A LR item is a production with a dot in it.
Example:
- For <A> -> <C> <D> <E>
- LR items are:
  - <A> -> · <C> <D> <E>
  - <A> -> <C> · <D> <E>
  - <A> -> <C> <D> · <E>
  - <A> -> <C> <D> <E> · (reduction)
For the empty production we have: <A> -> ε => <A> -> ·

2. Extended grammar

We add a new start symbol <S'> to the grammar.
We add a new production <S'> -> <S> to the grammar that indicates to the analyzer when to stop.

3. Closure

Considering I as the set of LR items, the closure of I is the set of LR items that can be reached from I by applying the following rules:

Each item of I is added to the closure of I
If A -> α · B β is in I and B -> γ is a production in the grammar, then B -> · γ is added to the closure of I
- Repeat until there's no possibilities for new items

3.1 Example

Given the grammar:

<E'> -> <E>
<E> -> <E> + <T> | <T>
<T> -> <T> * <F> | <F>
<F> -> ( <E> ) | id

If I is the set of the item {[<E'> -> · <E>]} then:

closure(I) = {
  <E'> -> · <E>
  <E> -> · <E> + <T>
  <E> -> · <T> // brings all of T
  <T> -> · <T> * <F>
  <T> -> · <F> // brings all of F
  <F> -> · ( <E> )
  <F> -> · id
}

4. Goto

The operatio Goto(I, X) returns the closure of the set of LR items that can be reached from I by shifting the dot over the symbol X.

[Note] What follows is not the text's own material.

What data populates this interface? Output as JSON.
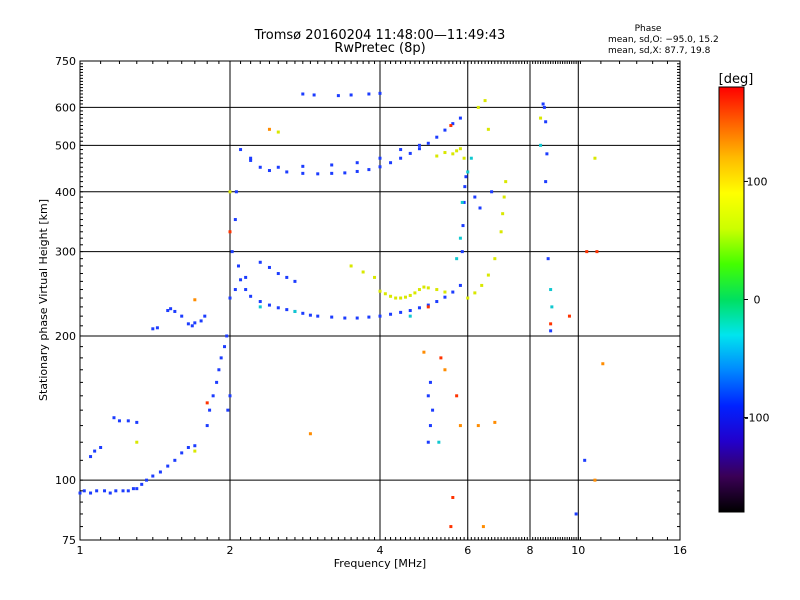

Move the dot right for every item of I where the symbol after the dot is X.
- For all rule <A> -> <α> · <X> <β> in I and <x> = X add <A> -> <α> <X> · <β> to the closure of I
- Calculate the closure for the set of items

4.1 Example

<S'> -> <T>
<T> -> <F> | <T> * <F>
<F> -> id | ( <T> )

closure(I) = {
  <S'> -> · <T>
  <T> -> · <F>
  <T> -> · <T> * <F>
  <F> -> · id
  <F> -> · ( <T> )
}

shift(I, () = {
  <F> -> ( · <T> )
  <T> -> · <F>
  <T> -> · <T> * <F>
  <F> -> · id
  <F> -> · ( <T> )
}

shift(I, id) = {
  <F> -> id ·
}

shift(I, <F>) = {
  <T> -> <F> ·
}

shift(I, <T>) = {
  <S'> -> <T> ·
  <T> -> <T> · * <F>
}

5. SLR(1) Parsing Table

The SLR(1) parsing table is a table that contains the actions that the parser should take for each state and each symbol. It consists in calculate
the sets parting from the initial state and then calculate the goto for each symbol of the grammar.

The I_0 is the initial state and the I_n is the final state. I_0=[S' -> · <S>]

5.1 Example

Pseudo

// @input: extended grammar G'
// @output: SLR syntatic actions and gotos for G'
function table(G') {
  1. Build C={I_0..I_n}
  2. The ith state is built from I_i. The syntatic actions for the state i are determined by:
    2.1 If [A -> α · a β] is in I_i and a is a terminal, then shift[I_i, a] = shift j, where j is the state that contains [A -> α a · β].
    2.2 If [A -> α ·] is in I_i, then reduce[A -> α] = reduce A for every `α` in Follow(A).
    2.3 If [S' -> S ·] is in I_i, then accept = accept.
  3. The syntatic gotos for the state i are determined by:
    3.1 If shift[I_i, a] = shift j, then shift[i, a] = j.
}